In this case, i can have a CLUSTER (that will have a cardinality of its own) containing another CLUSTER with (occurrence.max>1 AND a cardinality.max>1) :-?

If you have CLUSTERs with high cardinalities you can already define a tree (CLUSTER.items[0].items[1].items[3].items[4]....), so how do occurrences fit in there as well?

Looking forward to hearing from you
Athanasios Anastasiou

Hi Athanasios,

Dear all

I am coming back to an earlier question (http://lists.openehr.org/pipermail/openehr-technical_lists.openehr.org/2012q2/007100.html) because i am reaching the point where i am performing validation and i really need to verify (now rather than later) how some things are supposed to be working.

I am noticing that C_OBJECTs have “occurrences” and C_ATTRIBUTEs have “existence” and “cardinality” but i don’t understand what does that mean for ITEM_STRUCTURE and also when you put them together.

My questions therefore are as follows:

  1. When creating an archetype for some RM entity that contains some form of archetypeable “items” attribute (list, set) then the cardinality constraint refers to that List<ITEM_STRUCTURE> that constitutes the “items” attribute). For example, if i define an ordered CLUSTER with two fields and max cardinality 8 (0..7 lower included), then i expect “items” to contain UP TO 8 pairs of these fields. Is that correct? (I think so)

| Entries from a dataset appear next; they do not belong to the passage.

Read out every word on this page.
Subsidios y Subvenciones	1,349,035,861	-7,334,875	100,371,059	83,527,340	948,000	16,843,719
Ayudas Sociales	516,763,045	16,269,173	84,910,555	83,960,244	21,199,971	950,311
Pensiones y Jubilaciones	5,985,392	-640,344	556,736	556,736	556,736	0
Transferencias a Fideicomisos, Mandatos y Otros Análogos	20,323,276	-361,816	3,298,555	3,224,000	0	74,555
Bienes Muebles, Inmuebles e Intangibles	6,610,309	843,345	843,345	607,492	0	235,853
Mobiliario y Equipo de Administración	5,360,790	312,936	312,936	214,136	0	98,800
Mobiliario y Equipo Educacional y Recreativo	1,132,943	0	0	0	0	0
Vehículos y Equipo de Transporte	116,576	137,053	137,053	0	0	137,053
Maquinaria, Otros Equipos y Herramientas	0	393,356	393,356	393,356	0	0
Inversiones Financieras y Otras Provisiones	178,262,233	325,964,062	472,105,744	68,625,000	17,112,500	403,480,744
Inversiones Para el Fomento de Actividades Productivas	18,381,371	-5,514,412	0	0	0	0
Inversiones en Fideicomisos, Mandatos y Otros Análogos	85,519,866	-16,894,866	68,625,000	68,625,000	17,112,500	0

I think you may be over-complicating things here. In the example below, the cardinality constraint means that the data instances can have 1 - 8 objects in the ‘items’ property - these could be instances conforming to the ELEMENTs or CLUSTERs defining inside the ‘items’ attribute.

CLUSTER[at0001] matches {
items cardinality matches {1..8} matches {
ELEMENT[at0002] matches { …}
ELEMENT[at0003] matches { …}
CLUSTER[at0004] matches { …}

}
}

  1. Why then is there a “cardinality” on an ITEM_STRUCTURE AND an “occurrence” on each of its contents at the same time?

hopefully pages 50 & 51 of the ADL 1.5 draft are clear enough on this. In the example above, occurrences lets you individually control how many of ELEMENT[at0002], ELEMENT[at0003] etc.

  • thomas

They are, thank you very much for this Thomas, i was focusing on the "Constraint Model Package" (Chapter 5) in the documentation of the AOM (pp 29-37).

So, there is after all an extra set implied in there because the "groupings" are two. One because of the container and one because of the multiplicity of each item in the container.
(That is probably coming handy in AQL later).